A high school teacher who secretly recorded his female students’ chests with a camera hidden in a pen committed voyeurism, the Supreme Court of Canada ruled Thursday.

Ryan Jarvis was arrested after police learned that he had made recordings of conversations he had with 27 female students in 2010 and 2011, while he was working as an English teacher at a high school in London, Ont.

As he talked to the students, all of whom were between the ages of 14 and 18, he was covertly recording them via a camera hidden in his pen and pointed at their chests.

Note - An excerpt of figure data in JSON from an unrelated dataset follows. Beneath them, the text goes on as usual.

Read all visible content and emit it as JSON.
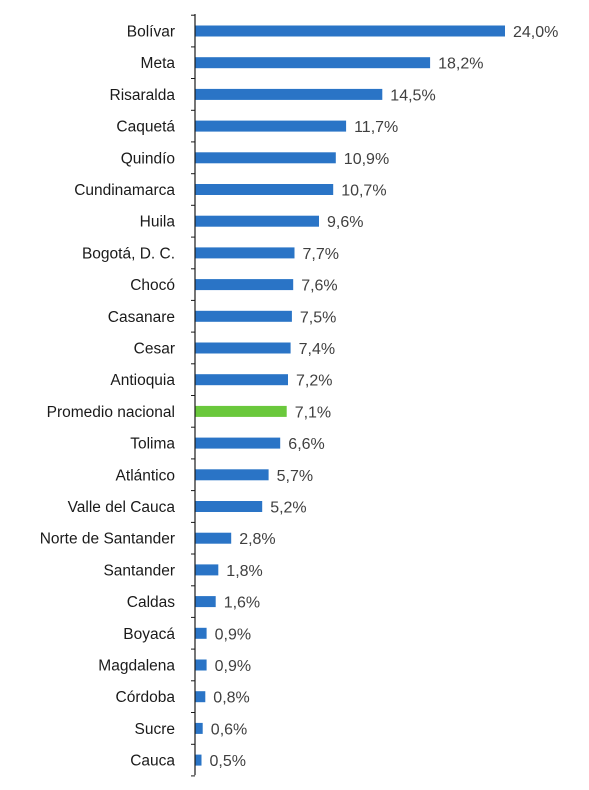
{
  "chart_data": {
    "type": "bar",
    "orientation": "horizontal",
    "title": "",
    "xlabel": "",
    "ylabel": "",
    "xlim": [
      0,
      24
    ],
    "grid": false,
    "legend": "none",
    "categories": [
      "Bolívar",
      "Meta",
      "Risaralda",
      "Caquetá",
      "Quindío",
      "Cundinamarca",
      "Huila",
      "Bogotá, D. C.",
      "Chocó",
      "Casanare",
      "Cesar",
      "Antioquia",
      "Promedio nacional",
      "Tolima",
      "Atlántico",
      "Valle del Cauca",
      "Norte de Santander",
      "Santander",
      "Caldas",
      "Boyacá",
      "Magdalena",
      "Córdoba",
      "Sucre",
      "Cauca"
    ],
    "values": [
      24.0,
      18.2,
      14.5,
      11.7,
      10.9,
      10.7,
      9.6,
      7.7,
      7.6,
      7.5,
      7.4,
      7.2,
      7.1,
      6.6,
      5.7,
      5.2,
      2.8,
      1.8,
      1.6,
      0.9,
      0.9,
      0.8,
      0.6,
      0.5
    ],
    "value_labels": [
      "24,0%",
      "18,2%",
      "14,5%",
      "11,7%",
      "10,9%",
      "10,7%",
      "9,6%",
      "7,7%",
      "7,6%",
      "7,5%",
      "7,4%",
      "7,2%",
      "7,1%",
      "6,6%",
      "5,7%",
      "5,2%",
      "2,8%",
      "1,8%",
      "1,6%",
      "0,9%",
      "0,9%",
      "0,8%",
      "0,6%",
      "0,5%"
    ],
    "highlight_category": "Promedio nacional",
    "colors": {
      "bar": "#2a74c6",
      "highlight": "#6ac83c",
      "axis": "#1a1a1a"
    }
  }
}
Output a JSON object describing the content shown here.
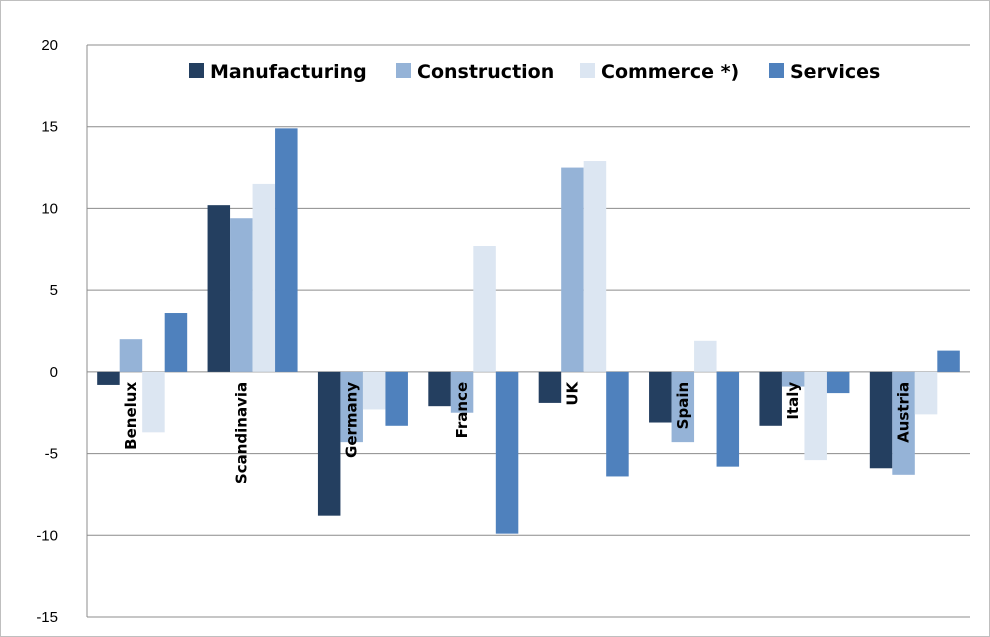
{
  "chart_data": {
    "type": "bar",
    "title": "",
    "xlabel": "",
    "ylabel": "",
    "ylim": [
      -15,
      20
    ],
    "yticks": [
      20,
      15,
      10,
      5,
      0,
      -5,
      -10,
      -15
    ],
    "grid": true,
    "legend_placement": "top",
    "categories": [
      "Benelux",
      "Scandinavia",
      "Germany",
      "France",
      "UK",
      "Spain",
      "Italy",
      "Austria"
    ],
    "series": [
      {
        "name": "Manufacturing",
        "color": "#243f60",
        "values": [
          -0.8,
          10.2,
          -8.8,
          -2.1,
          -1.9,
          -3.1,
          -3.3,
          -5.9
        ]
      },
      {
        "name": "Construction",
        "color": "#95b3d7",
        "values": [
          2.0,
          9.4,
          -4.3,
          -2.5,
          12.5,
          -4.3,
          -0.9,
          -6.3
        ]
      },
      {
        "name": "Commerce *)",
        "color": "#dce6f2",
        "values": [
          -3.7,
          11.5,
          -2.3,
          7.7,
          12.9,
          1.9,
          -5.4,
          -2.6
        ]
      },
      {
        "name": "Services",
        "color": "#4f81bd",
        "values": [
          3.6,
          14.9,
          -3.3,
          -9.9,
          -6.4,
          -5.8,
          -1.3,
          1.3
        ]
      }
    ]
  }
}
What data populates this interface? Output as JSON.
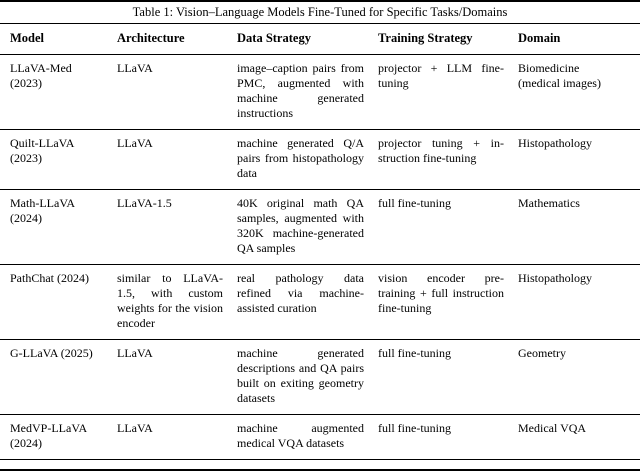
{
  "caption": "Table 1: Vision–Language Models Fine-Tuned for Specific Tasks/Domains",
  "table": {
    "headers": [
      "Model",
      "Architecture",
      "Data Strategy",
      "Training Strategy",
      "Domain"
    ],
    "rows": [
      {
        "model": "LLaVA-Med (2023)",
        "architecture": "LLaVA",
        "data_strategy": "image–caption pairs from PMC, aug­mented with machine generated instruc­tions",
        "training_strategy": "projector + LLM fine-tuning",
        "domain": "Biomedicine (medical images)"
      },
      {
        "model": "Quilt-LLaVA (2023)",
        "architecture": "LLaVA",
        "data_strategy": "machine generated Q/A pairs from histopathology data",
        "training_strategy": "projector tuning + in­struction fine-tuning",
        "domain": "Histopathology"
      },
      {
        "model": "Math-LLaVA (2024)",
        "architecture": "LLaVA-1.5",
        "data_strategy": "40K original math QA samples, aug­mented with 320K machine-generated QA samples",
        "training_strategy": "full fine-tuning",
        "domain": "Mathematics"
      },
      {
        "model": "PathChat (2024)",
        "architecture": "similar to LLaVA-1.5, with custom weights for the vi­sion encoder",
        "data_strategy": "real pathology data refined via machine-assisted curation",
        "training_strategy": "vision encoder pre-training + full instruc­tion fine-tuning",
        "domain": "Histopathology"
      },
      {
        "model": "G-LLaVA (2025)",
        "architecture": "LLaVA",
        "data_strategy": "machine generated descriptions and QA pairs built on exiting geometry datasets",
        "training_strategy": "full fine-tuning",
        "domain": "Geometry"
      },
      {
        "model": "MedVP-LLaVA (2024)",
        "architecture": "LLaVA",
        "data_strategy": "machine augmented medical VQA datasets",
        "training_strategy": "full fine-tuning",
        "domain": "Medical VQA"
      }
    ]
  }
}
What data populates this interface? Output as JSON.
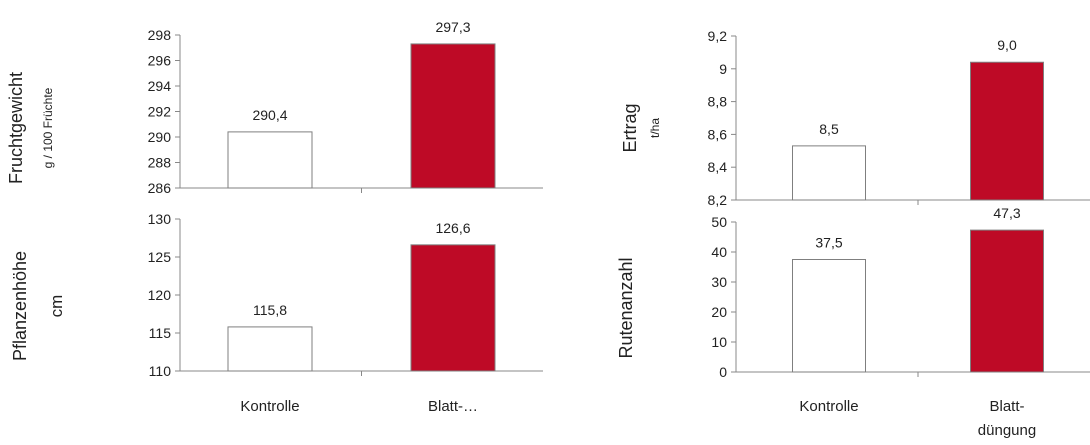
{
  "colors": {
    "axis": "#888888",
    "bar_outline": "#7f7f7f",
    "control_fill": "#ffffff",
    "treatment_fill": "#be0a26",
    "text": "#222222"
  },
  "chart_data": [
    {
      "type": "bar",
      "categories": [
        "Kontrolle",
        "Blatt-…"
      ],
      "values": [
        290.4,
        297.3
      ],
      "value_labels": [
        "290,4",
        "297,3"
      ],
      "ylabel": "Fruchtgewicht",
      "ylabel_unit": "g / 100 Früchte",
      "ylim": [
        286,
        298
      ],
      "yticks": [
        "286",
        "288",
        "290",
        "292",
        "294",
        "296",
        "298"
      ],
      "grid": false
    },
    {
      "type": "bar",
      "categories": [
        "Kontrolle",
        "Blatt-…"
      ],
      "values": [
        115.8,
        126.6
      ],
      "value_labels": [
        "115,8",
        "126,6"
      ],
      "ylabel": "Pflanzenhöhe",
      "ylabel_unit": "cm",
      "ylim": [
        110,
        130
      ],
      "yticks": [
        "110",
        "115",
        "120",
        "125",
        "130"
      ],
      "grid": false
    },
    {
      "type": "bar",
      "categories": [
        "Kontrolle",
        "Blatt-düngung"
      ],
      "values": [
        8.53,
        9.04
      ],
      "value_labels": [
        "8,5",
        "9,0"
      ],
      "ylabel": "Ertrag",
      "ylabel_unit": "t/ha",
      "ylim": [
        8.2,
        9.2
      ],
      "yticks": [
        "8,2",
        "8,4",
        "8,6",
        "8,8",
        "9",
        "9,2"
      ],
      "grid": false
    },
    {
      "type": "bar",
      "categories": [
        "Kontrolle",
        "Blatt-düngung"
      ],
      "values": [
        37.5,
        47.3
      ],
      "value_labels": [
        "37,5",
        "47,3"
      ],
      "ylabel": "Rutenanzahl",
      "ylabel_unit": "",
      "ylim": [
        0,
        50
      ],
      "yticks": [
        "0",
        "10",
        "20",
        "30",
        "40",
        "50"
      ],
      "grid": false
    }
  ]
}
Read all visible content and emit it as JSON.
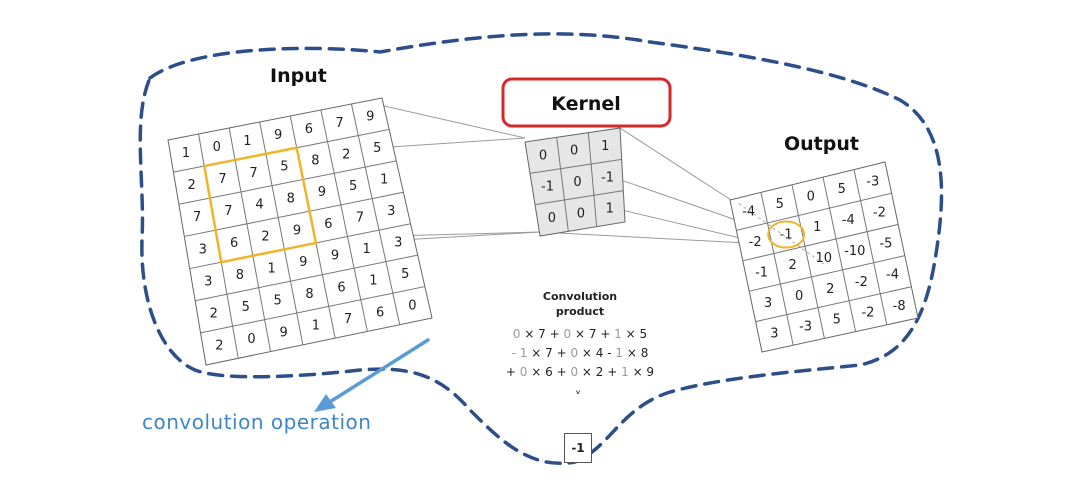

Two lower-court judges had previously found Jarvis not guilty of voyeurism. His trial judge said the Crown had not proved that Jarvis had sexual motivations when he took the videos. The case was taken to the Ontario Court of Appeal, which found clear sexual intent but let Jarvis off because, in its view, the students had no reasonable expectation of privacy while at school.

In delivering its decision, the Supreme Court said the appeal hinged on whether the students could “reasonably expect” not to be recorded by Jarvis while talking to him. Jarvis had argued that there was no such expectation because the recordings were made in common areas of the school, where the students knew other people could be looking at them.

The court did not buy that argument, comparing the students to women in a changeroom at a public pool. Those women could reasonably expect that other people might see them undressing, the court said, but could not reasonably expect that they might be recorded in secret.

“A student attending class, walking down a school hallway or speaking to her teacher certainly expects that she will not be singled out by the teacher and made the subject of a secretive, minutes-long recording or series of recordings focusing on her body,” the decision reads.

The court also noted that Jarvis’ role as a teacher put him in a position of trust with the students and drew a distinction between his pen camera and the more visible surveillance cameras in place at the school. The Ontario Court of Appeal had used the presence of those surveillance cameras to justify its argument that students should not have expected privacy.

“Everybody knew that there were cameras in the classroom. What they didn’t know is that the teacher had one in his pocket and was utilizing it in this way,” CTV News legal analyst Edward Prutschi told CTV News Channel following the decision.

But even the country’s top court was split on the legalities of the case, with three of nine judges delivering a dissenting opinion. The three judges still found that Jarvis had committed voyeurism, but argued that the other judges erred in considering factors such as Jarvis’ relationship to his victims and his use of technology. Those factors should only be taken into account for sentencing, they argued, and not for a finding of guilt.

Prutschi said the split opinions on the Supreme Court helps illustrate the complexity of the case and why two lower courts were unable to find Jarvis guilty, despite believing he had taken the covert recordings.

“What many Canadians probably think should have been a simple answer is actually not all that simple in law,” he said.

Barb MacQuarrie, who is the community director of a Western University research centre focused on violence against women and children, said the lower court decisions sparked “a lot of concern,” which turned to relief with news of the Supreme Court ruling.

“The sexual intent of the videoing was obvious to most of us, as well as the need to ensure students’ privacy in school,” she told CTV News Channel.

Jarvis will be sentenced at a later date. A voyeurism conviction carries a maximum sentence of five years in prison.

He also faces a disciplinary hearing from the Ontario College of Teachers for alleged offences including sexual abuse of students, psychological or emotional abuse and unprofessional conduct. He has agreed not to teach until that hearing is complete.

Prutschi said Thursday’s decision would likely have a significant impact on future privacy-related legal issues in Canada.

“What it’s telling us is that it’s not a black-and-white issue, this question about what can be done in public,” he said.

“Next time we’re talking about a privacy case – whether that’s audio surveillance, whether that’s how police become involved in searches that take place outside of a person’s home or car – we’re going to be probably utilizing this holistic approach.”